TCP New Reno

One of the improvements implemented on the Transmission Control Protocol (TCP), TCP New Reno was developed to enhance the efficiency of congestion control, particularly in scenarios involving multiple segment losses. It addresses the shortcomings of TCP Reno by focusing on minimizing the impact of segment losses during data transmission. It is regarded as a significant step in improving TCP performance, especially in high-bandwidth and high-latency network environments.

While TCP Reno avoids excessive reduction of transmission rate during a single segment loss through its Fast Recovery algorithm, it loses effectiveness when multiple segment losses occur. TCP New Reno resolves this issue by introducing small but critical modifications to the Reno algorithm, enabling more efficient management of all losses within a single congestion window.

TCP New Reno, like TCP Reno, triggers the Fast Retransmit algorithm after receiving three Duplicate ACKs (DUPACKs). However, the key difference becomes apparent during the Fast Recovery phase. Upon entering Fast Recovery, TCP New Reno does not merely retransmit the segment believed to be lost; it also waits for a specific condition before exiting Fast Recovery: the newly received ACK must acknowledge the highest sequence number segment sent up to that point.

Thanks to this approach:

• In cases of multiple segment losses, TCP New Reno manages network congestion more accurately.
• The cwnd (Congestion Window) value is not reduced separately for each loss but only after all losses have been resolved.
• Thus, unnecessary reduction of bandwidth is prevented.

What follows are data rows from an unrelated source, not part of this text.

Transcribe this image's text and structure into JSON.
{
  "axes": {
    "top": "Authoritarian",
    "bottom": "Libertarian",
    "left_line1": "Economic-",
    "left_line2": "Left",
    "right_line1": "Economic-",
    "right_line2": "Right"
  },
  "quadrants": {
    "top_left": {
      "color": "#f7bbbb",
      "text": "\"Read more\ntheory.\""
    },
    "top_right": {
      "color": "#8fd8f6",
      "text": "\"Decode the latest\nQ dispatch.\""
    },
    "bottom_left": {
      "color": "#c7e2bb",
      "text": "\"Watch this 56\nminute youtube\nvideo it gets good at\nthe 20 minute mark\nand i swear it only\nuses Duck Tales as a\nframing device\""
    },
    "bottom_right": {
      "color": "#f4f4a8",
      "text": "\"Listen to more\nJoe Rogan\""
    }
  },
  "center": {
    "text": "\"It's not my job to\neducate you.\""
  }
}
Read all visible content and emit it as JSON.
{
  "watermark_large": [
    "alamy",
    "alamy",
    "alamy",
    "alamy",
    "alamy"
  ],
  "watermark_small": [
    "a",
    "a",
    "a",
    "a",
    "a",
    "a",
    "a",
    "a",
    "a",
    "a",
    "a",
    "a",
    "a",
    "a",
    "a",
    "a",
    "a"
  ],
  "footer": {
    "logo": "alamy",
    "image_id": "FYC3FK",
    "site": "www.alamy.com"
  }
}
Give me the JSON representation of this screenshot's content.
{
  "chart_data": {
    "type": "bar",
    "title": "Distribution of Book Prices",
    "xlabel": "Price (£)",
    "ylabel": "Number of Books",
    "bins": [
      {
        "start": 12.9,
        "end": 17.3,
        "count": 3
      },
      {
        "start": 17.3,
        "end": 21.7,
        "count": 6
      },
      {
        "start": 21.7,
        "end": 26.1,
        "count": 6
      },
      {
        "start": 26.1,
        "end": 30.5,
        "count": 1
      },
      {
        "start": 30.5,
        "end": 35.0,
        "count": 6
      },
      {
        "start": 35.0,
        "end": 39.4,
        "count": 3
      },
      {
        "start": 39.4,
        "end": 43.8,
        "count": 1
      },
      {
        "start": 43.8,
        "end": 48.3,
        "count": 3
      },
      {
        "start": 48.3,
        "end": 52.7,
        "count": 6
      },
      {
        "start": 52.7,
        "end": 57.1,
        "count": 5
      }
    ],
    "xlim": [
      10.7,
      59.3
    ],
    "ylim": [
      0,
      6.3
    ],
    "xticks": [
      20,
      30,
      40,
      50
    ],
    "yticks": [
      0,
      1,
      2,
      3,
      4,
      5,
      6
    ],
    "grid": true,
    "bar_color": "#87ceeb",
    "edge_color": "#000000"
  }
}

^{Fast Recovery process in TCP New Reno. The Fast Recovery phase continues until newly received ACKs confirm that all lost segments have been successfully retransmitted. (Drawn by YZ)}

TCP Reno exits Fast Recovery with each new incoming ACK, whereas TCP New Reno only exits Fast Recovery after all lost segments have been successfully retransmitted and acknowledged. This mechanism ensures a more stable transmission flow in multiple loss scenarios and prevents unnecessary halving of the congestion window.

Various simulations and real-world internet tests have demonstrated that TCP New Reno provides superior data transmission performance compared to TCP Reno, particularly under moderate traffic conditions (for example, 20% to 50% traffic load).

However, in highly congested environments (60% to 70% and above), the performance difference between TCP Reno and TCP New Reno becomes significantly smaller.

The most notable advantages of TCP New Reno include:

• Superior segment loss management compared to TCP Reno.
• Improved connection stability by preventing sudden drops in transmission rate.
• Better performance in wireless and high-error-rate environments.